NEW DELHI // Speakers at a prestigious science conference in Mumbai have said that a Hindu sage invented interplanetary spacecraft 7,000 years ago, that a herbal paste applied to a person’s feet can help locate underground water and that a bacteria found in cows can turn any material into gold.
These unconventional claims were made on Sunday during a session of the continuing Indian Science Congress, titled Ancient Sciences Through Sanskrit.
The discussion was sandwiched between more orthodox events on nuclear magnetic resonance and the structure of the atom, and speakers were an uncomfortable fit with the rest of those on the day’s schedule: spiritual counsellors and Sanskrit scholars moving among neurologists, chemists and physicists.
“There is official history and unofficial history,” said one of the speakers, retired pilot trainer Anand Bodas. “Official history only noted that the Wright Brothers flew the first plane in 1903,” but the inventor of the airplane was really a sage named Bharadwaja, who lived around 7,000 years ago. “The ancient planes had 40 small engines.”
The pilots of these planes, Mr Bodas went on, wore special suits that protected them from viruses, electric shocks and extreme weather conditions.
But the text on which he relied — titled the Vaimanika Shastra — has been dated by a team from the Indian Institute of Science in Bengaluru as only a century old at most. The flying machines described in the text, the team said, were “poor concoctions” and “unimaginably horrendous.”

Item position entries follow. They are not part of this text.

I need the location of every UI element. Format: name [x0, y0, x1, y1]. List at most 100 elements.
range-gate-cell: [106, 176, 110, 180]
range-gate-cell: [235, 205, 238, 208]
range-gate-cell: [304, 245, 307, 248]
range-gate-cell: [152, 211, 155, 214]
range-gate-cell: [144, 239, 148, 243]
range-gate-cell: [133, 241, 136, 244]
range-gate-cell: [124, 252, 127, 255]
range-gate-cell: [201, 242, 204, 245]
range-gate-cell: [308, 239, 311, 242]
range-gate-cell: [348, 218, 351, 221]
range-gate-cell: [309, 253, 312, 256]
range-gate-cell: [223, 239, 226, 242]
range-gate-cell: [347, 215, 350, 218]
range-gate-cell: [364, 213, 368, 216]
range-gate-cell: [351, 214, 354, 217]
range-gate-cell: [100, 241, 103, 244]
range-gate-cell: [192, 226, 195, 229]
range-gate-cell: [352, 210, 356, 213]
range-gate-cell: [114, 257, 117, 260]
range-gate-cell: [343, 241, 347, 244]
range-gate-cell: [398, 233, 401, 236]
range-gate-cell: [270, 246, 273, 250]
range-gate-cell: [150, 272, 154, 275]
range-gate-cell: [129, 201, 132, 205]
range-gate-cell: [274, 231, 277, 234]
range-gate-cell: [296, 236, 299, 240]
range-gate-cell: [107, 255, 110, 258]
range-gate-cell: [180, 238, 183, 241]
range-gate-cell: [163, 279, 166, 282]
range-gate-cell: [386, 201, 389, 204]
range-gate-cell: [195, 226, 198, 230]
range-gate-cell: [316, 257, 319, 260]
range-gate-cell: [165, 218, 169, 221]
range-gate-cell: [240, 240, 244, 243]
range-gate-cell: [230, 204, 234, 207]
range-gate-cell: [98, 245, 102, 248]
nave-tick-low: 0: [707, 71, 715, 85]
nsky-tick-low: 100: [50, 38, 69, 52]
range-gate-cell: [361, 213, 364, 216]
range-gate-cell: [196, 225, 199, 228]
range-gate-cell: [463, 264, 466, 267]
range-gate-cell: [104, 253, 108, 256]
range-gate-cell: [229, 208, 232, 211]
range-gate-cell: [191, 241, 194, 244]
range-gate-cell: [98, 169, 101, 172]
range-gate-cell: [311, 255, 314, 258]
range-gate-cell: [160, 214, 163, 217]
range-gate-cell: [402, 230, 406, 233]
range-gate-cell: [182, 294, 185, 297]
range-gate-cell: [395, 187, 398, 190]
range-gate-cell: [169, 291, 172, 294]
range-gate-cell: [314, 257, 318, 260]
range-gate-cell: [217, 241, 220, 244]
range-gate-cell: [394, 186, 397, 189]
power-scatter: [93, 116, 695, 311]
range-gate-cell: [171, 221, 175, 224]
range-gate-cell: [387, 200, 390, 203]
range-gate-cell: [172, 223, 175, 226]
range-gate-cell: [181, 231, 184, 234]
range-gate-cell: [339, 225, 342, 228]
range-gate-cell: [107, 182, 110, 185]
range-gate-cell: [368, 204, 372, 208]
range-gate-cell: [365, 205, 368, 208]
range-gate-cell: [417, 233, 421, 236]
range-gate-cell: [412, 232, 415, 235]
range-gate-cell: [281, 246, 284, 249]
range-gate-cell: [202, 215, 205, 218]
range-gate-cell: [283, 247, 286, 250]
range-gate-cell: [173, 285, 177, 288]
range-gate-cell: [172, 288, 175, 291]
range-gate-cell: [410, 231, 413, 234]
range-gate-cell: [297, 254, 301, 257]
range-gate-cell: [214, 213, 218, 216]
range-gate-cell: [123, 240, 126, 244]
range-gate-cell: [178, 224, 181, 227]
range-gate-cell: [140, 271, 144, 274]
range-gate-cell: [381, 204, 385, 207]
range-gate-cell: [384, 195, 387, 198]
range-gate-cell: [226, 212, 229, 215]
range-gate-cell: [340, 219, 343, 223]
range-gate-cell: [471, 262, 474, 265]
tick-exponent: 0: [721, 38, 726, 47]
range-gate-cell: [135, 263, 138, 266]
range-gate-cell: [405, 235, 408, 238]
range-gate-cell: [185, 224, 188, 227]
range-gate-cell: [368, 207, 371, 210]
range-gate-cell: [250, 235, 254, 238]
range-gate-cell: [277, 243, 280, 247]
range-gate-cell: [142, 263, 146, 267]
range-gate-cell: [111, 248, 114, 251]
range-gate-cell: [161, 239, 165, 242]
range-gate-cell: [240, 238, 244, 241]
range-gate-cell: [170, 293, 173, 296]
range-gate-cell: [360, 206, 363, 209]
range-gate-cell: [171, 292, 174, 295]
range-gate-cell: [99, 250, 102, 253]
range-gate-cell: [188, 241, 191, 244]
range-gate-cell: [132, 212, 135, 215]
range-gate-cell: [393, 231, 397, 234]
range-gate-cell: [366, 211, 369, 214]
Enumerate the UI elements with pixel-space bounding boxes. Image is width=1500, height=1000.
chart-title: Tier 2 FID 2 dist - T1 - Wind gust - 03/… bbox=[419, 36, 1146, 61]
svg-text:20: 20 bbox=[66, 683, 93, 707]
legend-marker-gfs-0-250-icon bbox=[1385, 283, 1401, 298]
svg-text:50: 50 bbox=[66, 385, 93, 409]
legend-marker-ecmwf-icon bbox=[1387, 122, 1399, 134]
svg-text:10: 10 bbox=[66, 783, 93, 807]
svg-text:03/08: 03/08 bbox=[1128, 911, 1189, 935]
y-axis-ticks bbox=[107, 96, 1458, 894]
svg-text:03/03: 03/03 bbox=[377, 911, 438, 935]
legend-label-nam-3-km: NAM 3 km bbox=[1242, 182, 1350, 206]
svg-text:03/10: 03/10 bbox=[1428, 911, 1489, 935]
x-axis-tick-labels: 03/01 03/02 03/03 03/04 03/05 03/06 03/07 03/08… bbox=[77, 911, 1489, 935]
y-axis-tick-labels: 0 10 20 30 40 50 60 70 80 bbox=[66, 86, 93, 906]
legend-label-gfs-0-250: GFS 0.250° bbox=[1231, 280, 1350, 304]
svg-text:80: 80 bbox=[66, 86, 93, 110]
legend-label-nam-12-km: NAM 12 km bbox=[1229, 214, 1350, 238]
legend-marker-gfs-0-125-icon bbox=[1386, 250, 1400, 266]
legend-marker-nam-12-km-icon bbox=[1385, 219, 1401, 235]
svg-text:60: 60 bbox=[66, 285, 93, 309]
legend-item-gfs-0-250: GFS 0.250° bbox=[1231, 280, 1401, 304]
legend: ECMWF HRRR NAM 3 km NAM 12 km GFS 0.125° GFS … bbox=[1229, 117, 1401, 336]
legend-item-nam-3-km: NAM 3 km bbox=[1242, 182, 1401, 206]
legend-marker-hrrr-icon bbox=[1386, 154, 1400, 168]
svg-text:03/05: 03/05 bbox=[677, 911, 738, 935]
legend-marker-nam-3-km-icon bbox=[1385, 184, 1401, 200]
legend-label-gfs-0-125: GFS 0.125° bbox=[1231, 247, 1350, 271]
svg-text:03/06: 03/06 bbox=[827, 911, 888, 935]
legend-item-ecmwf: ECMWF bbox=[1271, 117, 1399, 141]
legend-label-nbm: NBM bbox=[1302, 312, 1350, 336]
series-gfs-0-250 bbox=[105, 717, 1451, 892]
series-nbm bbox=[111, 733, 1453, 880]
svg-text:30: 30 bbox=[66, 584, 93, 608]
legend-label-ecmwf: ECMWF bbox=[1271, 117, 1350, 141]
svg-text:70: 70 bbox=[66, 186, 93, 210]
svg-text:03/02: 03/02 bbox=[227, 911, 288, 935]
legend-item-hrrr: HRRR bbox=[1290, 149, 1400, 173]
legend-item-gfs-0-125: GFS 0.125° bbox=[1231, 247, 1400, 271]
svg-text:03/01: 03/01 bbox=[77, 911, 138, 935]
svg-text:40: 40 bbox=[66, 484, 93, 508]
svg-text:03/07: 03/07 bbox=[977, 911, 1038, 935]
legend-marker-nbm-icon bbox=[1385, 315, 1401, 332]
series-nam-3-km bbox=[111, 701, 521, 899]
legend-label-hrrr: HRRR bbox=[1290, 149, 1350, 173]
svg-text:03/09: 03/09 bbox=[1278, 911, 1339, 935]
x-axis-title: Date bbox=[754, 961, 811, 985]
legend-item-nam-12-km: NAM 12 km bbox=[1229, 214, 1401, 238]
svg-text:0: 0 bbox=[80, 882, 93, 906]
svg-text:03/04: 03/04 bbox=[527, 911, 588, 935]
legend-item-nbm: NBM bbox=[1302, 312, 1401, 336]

The presence of speakers like Mr Bodas at an ordinarily serious gathering of scientists — the 102nd such annual event — has stirred anger in India’s scientific community. It has also stoked concerns that the rise to power of the Bharatiya Janata Party (BJP) has allowed Hindu nationalists to spread their influence into academia.
The Indian Science Congress Association, which puts on the conference each year, is a professional body under the government’s ministry of science and technology with a membership of 30,000 scientists.
The government’s representative, environment minister Prakash Javadekar, insisted that the forum was “secular and purely academic.”
“We should pay attention to Sanskrit knowledge and use it for human development,” he said.
Leaders of the Hindu right, including prime minister Narendra Modi, have previously suggested that modern science has its origins in ancient Indian understanding.
Mr Modi, who hails from the BJP, said in October that deity Ganesha — who under Hindu myth was formed by the attachment of an elephant’s head to the body of a human boy — was an early example of plastic surgery.
And in November, home minister Rajnath Singh said that Werner Heisenberg’s principle of quantum uncertainty, theorised in 1927, drew upon the Hindu scriptures known collectively as the Vedas.
The political opposition has criticised the government’s encouragement of such declarations. On Monday, Congress party parliamentarian Shashi Tharoor dismissed the “exaggerations of the Hindutva brigade,” using the common term for Hindu right-wing groups.
Mr Tharoor pointed out, however, that old Indian texts did include some robust science, such as an equivalent of Pythagoras’ theorem and some concepts of algebra.
Indian scientists have been forceful in dismissing what they see as the encroachment of political agendas on science.
In December, after the Indian Science Congress’ schedule was announced, California-based Indian scientist Ramprasad Gandhiraman began a petition “to stop providing a platform for pseudoscience.” More than 200 Indian scientists have signed the petition since then.
Calling the presence of such speakers at a scientific conference “appalling,” the petition said it questioned the integrity of scientific progress.
“We as [a] scientific community should be seriously concerned about the infiltration of pseudoscience in science curricula with backing of influential political parties,” the petition said. “The accelerated pace with which it is being promoted will seriously undermine [the] nation’s science and ... will have a disastrous effect on the future generation [of] scientists.”
The congress’ Ancient Sciences Through Sanskrit session “made for some interesting lunchtime conversation” at the Indian Institute of Science in Bengaluru, said T A Abinandanan, a professor and the author of Nanopolitan, a popular blog focused on higher education.
"It's pretty bizarre," he told The National. "It has made the event look ridiculous."
Mr Abinandanan observed, however, that the history of Indian science is and should be “a legitimate field of inquiry. What did the ancient Indians know, and how did they know it?”
“There is definitely place for such a session at the Indian Science Congress,” he said. “My grouse is that they didn’t ask people who do science-orientated work to speak about it. They asked a bunch of jokers with a political agenda.”